|202|
Insgelijks zullen ook de ouderlingen en diakenen, en degenen die door een classe als proponent worden toegelaten, de genoemde Formulieren van enigheid ondertekenen.
Hoewel de oude synoden op dit punt weifelden, is de gegroeide praktijk, dat ook ouderlingen en diakenen de belijdenisschriften bij hun ambtsaanvaarding ondertekenen, in 1905 in de kerkorde vastgelegd. Een algemeen formulier is daarvoor niet vastgesteld.

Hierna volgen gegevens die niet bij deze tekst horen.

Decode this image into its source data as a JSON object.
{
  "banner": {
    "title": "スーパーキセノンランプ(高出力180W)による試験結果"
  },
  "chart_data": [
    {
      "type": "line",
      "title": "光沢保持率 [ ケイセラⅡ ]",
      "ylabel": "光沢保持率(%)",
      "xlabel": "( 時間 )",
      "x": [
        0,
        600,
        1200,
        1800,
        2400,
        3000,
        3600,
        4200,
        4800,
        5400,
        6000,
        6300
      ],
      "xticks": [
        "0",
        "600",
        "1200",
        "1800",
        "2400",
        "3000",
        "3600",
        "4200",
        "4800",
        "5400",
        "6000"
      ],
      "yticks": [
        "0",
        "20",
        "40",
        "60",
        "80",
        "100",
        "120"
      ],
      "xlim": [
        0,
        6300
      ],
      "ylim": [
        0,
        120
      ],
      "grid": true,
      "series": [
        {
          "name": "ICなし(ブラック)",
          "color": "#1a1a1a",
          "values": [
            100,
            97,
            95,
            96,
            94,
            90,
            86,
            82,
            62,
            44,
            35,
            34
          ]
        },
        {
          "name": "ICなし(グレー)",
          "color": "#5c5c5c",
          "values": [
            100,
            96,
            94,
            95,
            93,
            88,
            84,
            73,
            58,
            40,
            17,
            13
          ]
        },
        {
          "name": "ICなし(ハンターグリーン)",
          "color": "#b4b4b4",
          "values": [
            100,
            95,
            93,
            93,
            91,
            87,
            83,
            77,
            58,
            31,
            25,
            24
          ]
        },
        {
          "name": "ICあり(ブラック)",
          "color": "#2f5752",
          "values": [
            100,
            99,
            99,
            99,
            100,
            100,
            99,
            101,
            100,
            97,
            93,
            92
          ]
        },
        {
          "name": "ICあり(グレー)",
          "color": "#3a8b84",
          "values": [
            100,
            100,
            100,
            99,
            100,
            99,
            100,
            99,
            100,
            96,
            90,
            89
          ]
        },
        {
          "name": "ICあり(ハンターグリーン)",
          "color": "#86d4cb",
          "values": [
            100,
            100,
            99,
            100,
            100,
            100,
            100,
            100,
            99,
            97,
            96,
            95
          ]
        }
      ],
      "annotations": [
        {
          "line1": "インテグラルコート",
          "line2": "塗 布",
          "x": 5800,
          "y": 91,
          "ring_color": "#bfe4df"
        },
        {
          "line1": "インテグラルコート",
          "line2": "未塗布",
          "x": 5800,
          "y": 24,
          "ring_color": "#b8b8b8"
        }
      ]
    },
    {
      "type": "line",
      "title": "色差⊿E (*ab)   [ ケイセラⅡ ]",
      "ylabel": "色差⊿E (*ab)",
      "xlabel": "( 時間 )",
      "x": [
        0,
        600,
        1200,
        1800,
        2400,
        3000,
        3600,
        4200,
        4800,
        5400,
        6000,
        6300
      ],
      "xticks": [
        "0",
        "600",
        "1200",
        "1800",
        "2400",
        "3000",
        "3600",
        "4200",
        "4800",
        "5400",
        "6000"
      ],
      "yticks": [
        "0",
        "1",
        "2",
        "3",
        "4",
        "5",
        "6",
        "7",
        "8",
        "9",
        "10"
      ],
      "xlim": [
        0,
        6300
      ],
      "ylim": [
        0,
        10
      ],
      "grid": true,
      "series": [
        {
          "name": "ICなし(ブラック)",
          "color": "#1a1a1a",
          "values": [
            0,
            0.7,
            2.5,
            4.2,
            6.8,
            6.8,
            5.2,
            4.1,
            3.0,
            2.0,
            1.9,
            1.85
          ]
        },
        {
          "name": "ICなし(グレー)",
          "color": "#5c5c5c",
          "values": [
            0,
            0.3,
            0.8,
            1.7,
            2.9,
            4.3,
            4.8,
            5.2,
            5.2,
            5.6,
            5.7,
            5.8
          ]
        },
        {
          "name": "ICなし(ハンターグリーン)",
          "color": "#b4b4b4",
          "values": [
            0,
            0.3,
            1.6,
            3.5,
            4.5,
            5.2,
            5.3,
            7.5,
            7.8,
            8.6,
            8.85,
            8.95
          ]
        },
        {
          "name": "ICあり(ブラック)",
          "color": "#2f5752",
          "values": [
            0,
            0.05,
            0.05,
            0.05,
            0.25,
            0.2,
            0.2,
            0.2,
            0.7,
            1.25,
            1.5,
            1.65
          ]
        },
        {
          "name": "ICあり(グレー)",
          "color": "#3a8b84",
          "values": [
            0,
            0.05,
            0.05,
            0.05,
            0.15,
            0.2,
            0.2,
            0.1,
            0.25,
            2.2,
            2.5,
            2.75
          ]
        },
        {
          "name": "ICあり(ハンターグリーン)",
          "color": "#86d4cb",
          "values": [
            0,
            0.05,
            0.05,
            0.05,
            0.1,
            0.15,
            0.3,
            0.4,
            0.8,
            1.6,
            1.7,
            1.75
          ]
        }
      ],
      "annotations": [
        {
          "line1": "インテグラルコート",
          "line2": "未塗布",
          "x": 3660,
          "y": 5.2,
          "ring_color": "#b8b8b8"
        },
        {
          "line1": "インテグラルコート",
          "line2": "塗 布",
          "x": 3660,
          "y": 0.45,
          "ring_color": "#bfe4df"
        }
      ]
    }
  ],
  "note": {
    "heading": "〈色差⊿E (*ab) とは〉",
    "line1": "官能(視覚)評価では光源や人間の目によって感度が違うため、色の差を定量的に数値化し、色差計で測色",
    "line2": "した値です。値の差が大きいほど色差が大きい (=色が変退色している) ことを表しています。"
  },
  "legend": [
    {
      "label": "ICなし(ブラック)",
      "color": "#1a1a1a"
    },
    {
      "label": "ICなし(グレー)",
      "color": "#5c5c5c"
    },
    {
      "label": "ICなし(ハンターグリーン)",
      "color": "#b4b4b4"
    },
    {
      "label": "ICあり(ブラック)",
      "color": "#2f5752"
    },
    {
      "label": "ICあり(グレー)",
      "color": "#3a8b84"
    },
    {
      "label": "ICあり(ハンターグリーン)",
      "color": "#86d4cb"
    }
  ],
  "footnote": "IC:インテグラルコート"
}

Doorgaans wordt met eenvoudige ondertekening volstaan.
“… Op welke wijze de ouderlingen der kerken (de belijdenisschriften) onderschrijven zullen, zulks wordt gelaten ter discretie van elke classe en synode” (Dordrecht 1618/19).
“Hetzelfde (n.l. de ondertekening van het oude verbindingsformulier) zal in elke gemeente geschieden door de kerkeraadsleden, en zal in het vervolg van een iegelijken in den dienst tredenden ... ouderling en diaken gevorderd worden, opdat daardoor alle dubbelzinnigheid en dubbelhartigheid worde voorkomen” (Amsterdam 1836).
In zake het „voorstel ... om een formulier van ondertekening vast te stellen voor ouderlingen en diakenen”, besluit de synode: „aangezien de regeling dezer zaak aan de classen is overgelaten en door onderscheidene classen reeds is vastgesteld, is er geen reden voor de generale synode om een dergelijk formulier op te stellen” (Utrecht 1905).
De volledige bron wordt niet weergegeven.